Without benefit of a leash to connect them, dog and handler began to move slowly and systematically over the defined area. When it was time to shift directions, Hicks would murmur “Turn” or “This way” and the dog would turn with him, while Clapper, Robb, and Gideon watched from the perimeter.

“Like a dance, innit?” Clapper said, getting a cigarette going.

“It’s beautiful, really,” said Robb. “The way she follows.”

After about five minutes, the dog suddenly sat down and softly whined.

“She’s located something,” Clapper told them. “That’s the alert he trains them to give. Now he’ll ask her to show the exact spot.”

“She won’t actually dig it up, will she?” an anxious Gideon asked.

“No, no, she knows better than that.”

“Good girl,” Hicks said to the dog. “Now then.

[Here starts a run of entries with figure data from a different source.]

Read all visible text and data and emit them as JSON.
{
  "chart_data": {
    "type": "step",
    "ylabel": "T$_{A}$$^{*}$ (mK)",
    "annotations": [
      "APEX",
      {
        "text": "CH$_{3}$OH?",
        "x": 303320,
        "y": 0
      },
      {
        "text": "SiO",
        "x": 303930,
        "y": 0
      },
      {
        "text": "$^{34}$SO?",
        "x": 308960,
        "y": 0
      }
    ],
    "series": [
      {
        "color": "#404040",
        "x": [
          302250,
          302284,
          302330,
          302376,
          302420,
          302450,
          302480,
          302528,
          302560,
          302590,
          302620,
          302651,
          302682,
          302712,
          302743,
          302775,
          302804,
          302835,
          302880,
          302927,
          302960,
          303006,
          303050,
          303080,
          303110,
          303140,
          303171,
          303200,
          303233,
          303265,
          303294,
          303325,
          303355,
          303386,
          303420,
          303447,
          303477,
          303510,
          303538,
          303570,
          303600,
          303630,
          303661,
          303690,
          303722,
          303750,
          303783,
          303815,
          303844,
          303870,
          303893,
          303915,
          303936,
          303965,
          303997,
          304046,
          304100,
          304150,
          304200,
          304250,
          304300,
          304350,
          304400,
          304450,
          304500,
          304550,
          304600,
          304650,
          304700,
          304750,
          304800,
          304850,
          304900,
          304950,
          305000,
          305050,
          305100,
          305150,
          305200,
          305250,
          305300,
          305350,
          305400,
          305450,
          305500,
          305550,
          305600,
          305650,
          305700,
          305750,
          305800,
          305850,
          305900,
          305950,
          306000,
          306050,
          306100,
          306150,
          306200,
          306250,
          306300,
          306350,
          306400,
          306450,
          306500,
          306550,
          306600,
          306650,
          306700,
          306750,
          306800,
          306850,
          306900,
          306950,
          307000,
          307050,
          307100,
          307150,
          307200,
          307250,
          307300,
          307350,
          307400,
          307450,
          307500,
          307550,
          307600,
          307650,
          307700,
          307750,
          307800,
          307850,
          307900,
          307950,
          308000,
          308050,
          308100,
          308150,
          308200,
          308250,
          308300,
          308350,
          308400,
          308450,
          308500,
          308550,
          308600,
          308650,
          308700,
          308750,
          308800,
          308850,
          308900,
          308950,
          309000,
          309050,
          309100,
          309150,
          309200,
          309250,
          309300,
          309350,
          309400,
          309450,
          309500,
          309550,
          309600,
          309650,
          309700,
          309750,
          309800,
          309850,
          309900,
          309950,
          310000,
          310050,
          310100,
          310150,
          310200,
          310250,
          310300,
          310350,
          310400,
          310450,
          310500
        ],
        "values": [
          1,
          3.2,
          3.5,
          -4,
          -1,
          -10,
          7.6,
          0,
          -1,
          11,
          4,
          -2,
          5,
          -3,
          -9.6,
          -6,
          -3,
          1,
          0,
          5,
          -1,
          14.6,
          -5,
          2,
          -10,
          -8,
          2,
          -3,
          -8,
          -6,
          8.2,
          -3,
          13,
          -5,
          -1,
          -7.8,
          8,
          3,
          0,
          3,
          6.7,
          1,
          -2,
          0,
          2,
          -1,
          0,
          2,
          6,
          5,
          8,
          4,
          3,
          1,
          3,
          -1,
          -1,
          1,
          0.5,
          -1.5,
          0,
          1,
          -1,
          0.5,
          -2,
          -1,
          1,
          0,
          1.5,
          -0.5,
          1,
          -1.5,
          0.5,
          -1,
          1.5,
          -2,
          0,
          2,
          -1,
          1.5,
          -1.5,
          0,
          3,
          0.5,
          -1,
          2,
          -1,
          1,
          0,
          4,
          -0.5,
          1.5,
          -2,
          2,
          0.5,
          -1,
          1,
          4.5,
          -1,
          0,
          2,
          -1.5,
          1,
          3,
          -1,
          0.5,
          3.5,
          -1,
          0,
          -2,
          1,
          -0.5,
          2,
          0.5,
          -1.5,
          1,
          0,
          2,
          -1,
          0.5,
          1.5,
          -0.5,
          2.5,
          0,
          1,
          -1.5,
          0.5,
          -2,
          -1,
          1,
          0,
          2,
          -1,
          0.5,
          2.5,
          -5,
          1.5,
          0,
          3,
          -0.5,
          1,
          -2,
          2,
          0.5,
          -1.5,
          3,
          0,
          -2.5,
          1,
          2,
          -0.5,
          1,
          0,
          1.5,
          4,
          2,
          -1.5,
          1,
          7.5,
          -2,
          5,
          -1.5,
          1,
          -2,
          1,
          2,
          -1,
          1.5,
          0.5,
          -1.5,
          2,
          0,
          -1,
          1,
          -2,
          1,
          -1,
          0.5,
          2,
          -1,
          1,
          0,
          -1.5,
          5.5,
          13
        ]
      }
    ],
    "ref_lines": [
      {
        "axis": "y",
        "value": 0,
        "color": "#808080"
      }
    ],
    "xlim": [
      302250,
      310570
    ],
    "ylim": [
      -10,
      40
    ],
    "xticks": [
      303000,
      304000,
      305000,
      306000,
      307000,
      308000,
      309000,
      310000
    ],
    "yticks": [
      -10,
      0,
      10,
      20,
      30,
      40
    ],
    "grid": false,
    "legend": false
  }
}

Touch.”

Tess immediately jumped up, placed a graceful forefoot on the sand, and pawed gently and elegantly away, like a high-strung horse.

Hicks knelt to plant a thin metal rod with an orange flag on it. “X marks the spot,” he said, pleased and smiling. “Who wants to do the honors?”

Robb and Clapper deferred to Gideon, who knelt and began clearing sand with his hands, spreading rather than digging. It was as soft as he’d hoped, if a bit colder, and it took less than a minute to uncover a smooth, spiraling, sea snail-shaped knob of bone, as clean of flesh and ligament as a specimen from a biological supply house. “That,” he said, sitting back on his haunches, “is the distal end of a human right humerus-the elbow. Thank you, Tess, well-done.”

The dog, her face on a level with his own, grinned at him and yawned prodigiously, her bright pink tongue curling back on itself into an almost-complete circle.

Robb immediately got out his pad, his camera, and a metal tape measure, and set about industriously drawing, photographing, and writing down the circumstances of the find.

With his fingers and the paintbrush Gideon began clearing sand from the rest of the bone. “If we’re right about it being a dismemberment-”

“So now we’re back to if we’re right?” Clapper growled predictably; not with any conviction, but from mere force of habit.

“-the chances are we’ll only find three-quarters of it or so. The top few inches will probably be missing, the same way… Ah, there we are, see?”

He ran his fingers down it. “Male,” he announced. “And adult, of course. As expected.”

“How did you know that?” Clapper asked, looking down from what seemed a great height. He was wearing a voluminous, calf-length topcoat, which gave him even more of a looming quality than usual.